Stiftungskapital soll wachsen
Dietrich Muth, Mitglied im Kirchenvorstand der evangelischen Gemeinde Hattersheim und im Stiftungsvorstand, peilt als mittelfristiges Ziel ein Stiftungskapital von 250.000 Euro an. „Hauptnutznießer der Stiftung sind nach ihrem festgelegten Stiftungszweck die Jugendlichen und die Kindergartenkinder der Gemeinde, auch für die Senioren über 70 Jahre werden etwa die Adventsfeiern oder die 'Geburtstagscafés', die alle zwei Monate veranstaltet werden, aus den Stiftungszinsen bezahlt, dadurch entstehen der Gemeinde dafür gar keine Kosten“, führt er an. Auch für die Jugendarbeit der evangelischen Kirche in Hattersheim werden Gelder aus dem Stiftungsertrag verwendet: „Dadurch, dass wir in Hattersheim zurzeit anstatt der hier eingeplanten 1,5 Pfarrerstellen nur eine halbe Stelle besetzt haben, fehlt uns zum Beispiel für den Konfirmandenunterricht ein ganzer Pfarrer – die Zeit, die ein Pfarrer für die Betreuung der Konfirmanden aufwendet, wird so hier nun nicht aus dem 'Pfarrer-Etat' bezahlt, die Gemeinde muss sie selbst aus dem eigenen Etat finanzieren. Dafür geben wir hier nun etwa 3.000 bis 3.600 Euro aus, aber die Jugendarbeit ist uns das wert!“, versichert Muth. Dass Gemeindepädagogin Johanna Kaus, die auch den Jugendtreff „Exil“ betreut, diese Aufgabe mit sechs Stunden in der Woche seit Juli diesen Jahres übernommen hat und weiterhin führen wird, solange die Pfarrerstellen der Gemeinde nicht voll besetzt sind, ist allerdings gar nicht so schlecht, denn so kann ihre Arbeit ineinander übergreifen – die Jugendlichen, die sie im Konfirmandenunterricht und im Jugendausschuss betreuen wird, könnten dann ja auch ins „Exil“ kommen. Auch in der Zeit, in der es in Hattersheim noch genügend Pfarrer gab, hat die Stiftung schon Mittel für Konfirmanden bereitgestellt. „Wir haben auch da geholfen, wo etwa einkommensschwache Eltern die Kosten für die Konfirmandenfreizeit nicht tragen konnten, es ist ja wichtig, dass da kein Jugendlicher ausgegrenzt wird“, berichtet Dietrich Muth.

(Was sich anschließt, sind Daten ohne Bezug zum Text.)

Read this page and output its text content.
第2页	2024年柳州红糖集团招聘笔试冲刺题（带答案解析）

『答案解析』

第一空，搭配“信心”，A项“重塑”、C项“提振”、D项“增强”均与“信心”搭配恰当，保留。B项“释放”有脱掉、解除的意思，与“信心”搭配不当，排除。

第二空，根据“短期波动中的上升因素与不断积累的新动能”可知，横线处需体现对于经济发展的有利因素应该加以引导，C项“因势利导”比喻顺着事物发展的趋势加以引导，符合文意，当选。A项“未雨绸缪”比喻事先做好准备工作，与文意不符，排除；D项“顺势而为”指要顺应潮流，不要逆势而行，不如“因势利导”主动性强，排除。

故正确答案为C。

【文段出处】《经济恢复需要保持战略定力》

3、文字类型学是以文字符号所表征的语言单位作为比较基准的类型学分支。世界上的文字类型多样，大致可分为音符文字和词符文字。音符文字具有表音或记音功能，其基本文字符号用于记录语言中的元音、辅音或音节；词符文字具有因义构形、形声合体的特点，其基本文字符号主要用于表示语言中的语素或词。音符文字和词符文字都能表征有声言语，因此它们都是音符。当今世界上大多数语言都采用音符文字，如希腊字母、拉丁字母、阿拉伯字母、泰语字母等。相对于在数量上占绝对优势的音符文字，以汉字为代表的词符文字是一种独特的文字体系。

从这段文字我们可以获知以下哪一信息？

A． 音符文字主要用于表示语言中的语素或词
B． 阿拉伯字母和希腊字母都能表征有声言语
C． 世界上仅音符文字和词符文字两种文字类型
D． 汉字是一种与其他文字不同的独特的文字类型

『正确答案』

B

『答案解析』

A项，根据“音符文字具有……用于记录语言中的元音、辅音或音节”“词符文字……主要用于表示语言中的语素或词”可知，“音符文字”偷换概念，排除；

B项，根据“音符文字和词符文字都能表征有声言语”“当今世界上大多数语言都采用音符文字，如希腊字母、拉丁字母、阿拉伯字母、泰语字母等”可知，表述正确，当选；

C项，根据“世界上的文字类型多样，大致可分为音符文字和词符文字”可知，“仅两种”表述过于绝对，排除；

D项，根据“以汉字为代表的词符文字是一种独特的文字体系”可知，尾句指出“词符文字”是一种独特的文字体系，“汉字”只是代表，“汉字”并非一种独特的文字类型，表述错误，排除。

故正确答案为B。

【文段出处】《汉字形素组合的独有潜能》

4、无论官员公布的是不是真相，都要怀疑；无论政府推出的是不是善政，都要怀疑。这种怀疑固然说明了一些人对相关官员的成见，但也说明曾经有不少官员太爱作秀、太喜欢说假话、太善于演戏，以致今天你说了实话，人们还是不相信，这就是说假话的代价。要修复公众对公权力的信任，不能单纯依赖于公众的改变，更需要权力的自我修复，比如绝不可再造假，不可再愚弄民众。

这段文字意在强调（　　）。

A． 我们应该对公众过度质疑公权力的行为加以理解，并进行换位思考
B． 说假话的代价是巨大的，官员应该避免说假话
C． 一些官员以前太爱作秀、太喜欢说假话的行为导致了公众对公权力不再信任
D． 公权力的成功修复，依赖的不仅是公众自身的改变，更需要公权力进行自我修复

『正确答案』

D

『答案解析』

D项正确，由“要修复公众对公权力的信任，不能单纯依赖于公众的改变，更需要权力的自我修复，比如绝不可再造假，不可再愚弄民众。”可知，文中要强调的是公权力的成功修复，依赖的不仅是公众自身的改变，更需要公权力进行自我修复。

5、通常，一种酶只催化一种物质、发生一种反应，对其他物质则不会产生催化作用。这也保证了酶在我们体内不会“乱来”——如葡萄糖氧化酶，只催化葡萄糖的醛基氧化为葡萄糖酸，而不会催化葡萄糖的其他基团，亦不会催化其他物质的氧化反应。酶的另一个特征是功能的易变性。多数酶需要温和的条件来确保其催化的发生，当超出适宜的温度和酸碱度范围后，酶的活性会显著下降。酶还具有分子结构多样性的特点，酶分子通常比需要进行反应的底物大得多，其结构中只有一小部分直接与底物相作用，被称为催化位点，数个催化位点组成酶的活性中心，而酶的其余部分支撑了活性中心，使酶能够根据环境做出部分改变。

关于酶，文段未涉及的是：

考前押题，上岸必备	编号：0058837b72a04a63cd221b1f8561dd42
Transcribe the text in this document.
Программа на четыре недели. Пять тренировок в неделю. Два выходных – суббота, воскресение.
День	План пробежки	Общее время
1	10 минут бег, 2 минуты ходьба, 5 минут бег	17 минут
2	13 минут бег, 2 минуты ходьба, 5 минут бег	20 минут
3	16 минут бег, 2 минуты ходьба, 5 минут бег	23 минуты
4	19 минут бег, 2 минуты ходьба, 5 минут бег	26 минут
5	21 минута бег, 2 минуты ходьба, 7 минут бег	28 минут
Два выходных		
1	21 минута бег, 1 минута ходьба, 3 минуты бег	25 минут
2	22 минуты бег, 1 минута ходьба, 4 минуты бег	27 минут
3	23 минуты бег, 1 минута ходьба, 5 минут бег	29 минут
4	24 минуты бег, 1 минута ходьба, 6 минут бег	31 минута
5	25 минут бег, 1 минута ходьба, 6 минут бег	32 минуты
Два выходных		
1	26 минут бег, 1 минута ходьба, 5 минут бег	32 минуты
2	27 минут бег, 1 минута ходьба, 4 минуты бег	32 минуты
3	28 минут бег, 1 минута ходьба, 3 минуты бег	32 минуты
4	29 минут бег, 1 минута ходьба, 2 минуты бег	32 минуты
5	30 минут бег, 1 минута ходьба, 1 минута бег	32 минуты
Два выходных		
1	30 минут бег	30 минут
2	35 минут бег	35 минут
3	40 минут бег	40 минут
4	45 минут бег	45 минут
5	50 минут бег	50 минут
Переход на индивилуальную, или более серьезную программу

Ein weiterer Schwerpunkt, bei dem Stiftungserträge eingesetzt werden, ist die Ausstattung der evangelischen Kindertagesstätte. „Die im Gemeinde-Etat vorgesehenen 2.000 Euro sind da einfach zu wenig, und die Möglichkeiten der Stadt – die sich eigentlich mit 50 Prozent daran beteiligen müsste – als Schutzschirmkommune sind begrenzt, daher springt auch hier die Stiftung ein: Wir haben uns zum Beispiel an der Anschaffung einer großen Spülmaschine beteiligt und auch für 3.000 Euro Spielzeug für die Krippenkinder auf dem Außengelände angeschafft“, erzählt Muth. „Man glaubt das gar nicht, wenn man die Rutsche und den Sandkasten sieht, was diese Dinge kosten – aber die Krippenkinder dürfen ja manche Spielgeräte der 'Größeren' noch gar nicht benutzen, das war für die Betreuerinnen immer schwierig, sie davon abzuhalten, solange noch kein altersgerechtes Spielzeug auf dem Außengelände war.“ Daniela Schneider, die Leiterin der Krippe, bestätigt das, auch sie ist sehr froh über die neuen Spielgeräte.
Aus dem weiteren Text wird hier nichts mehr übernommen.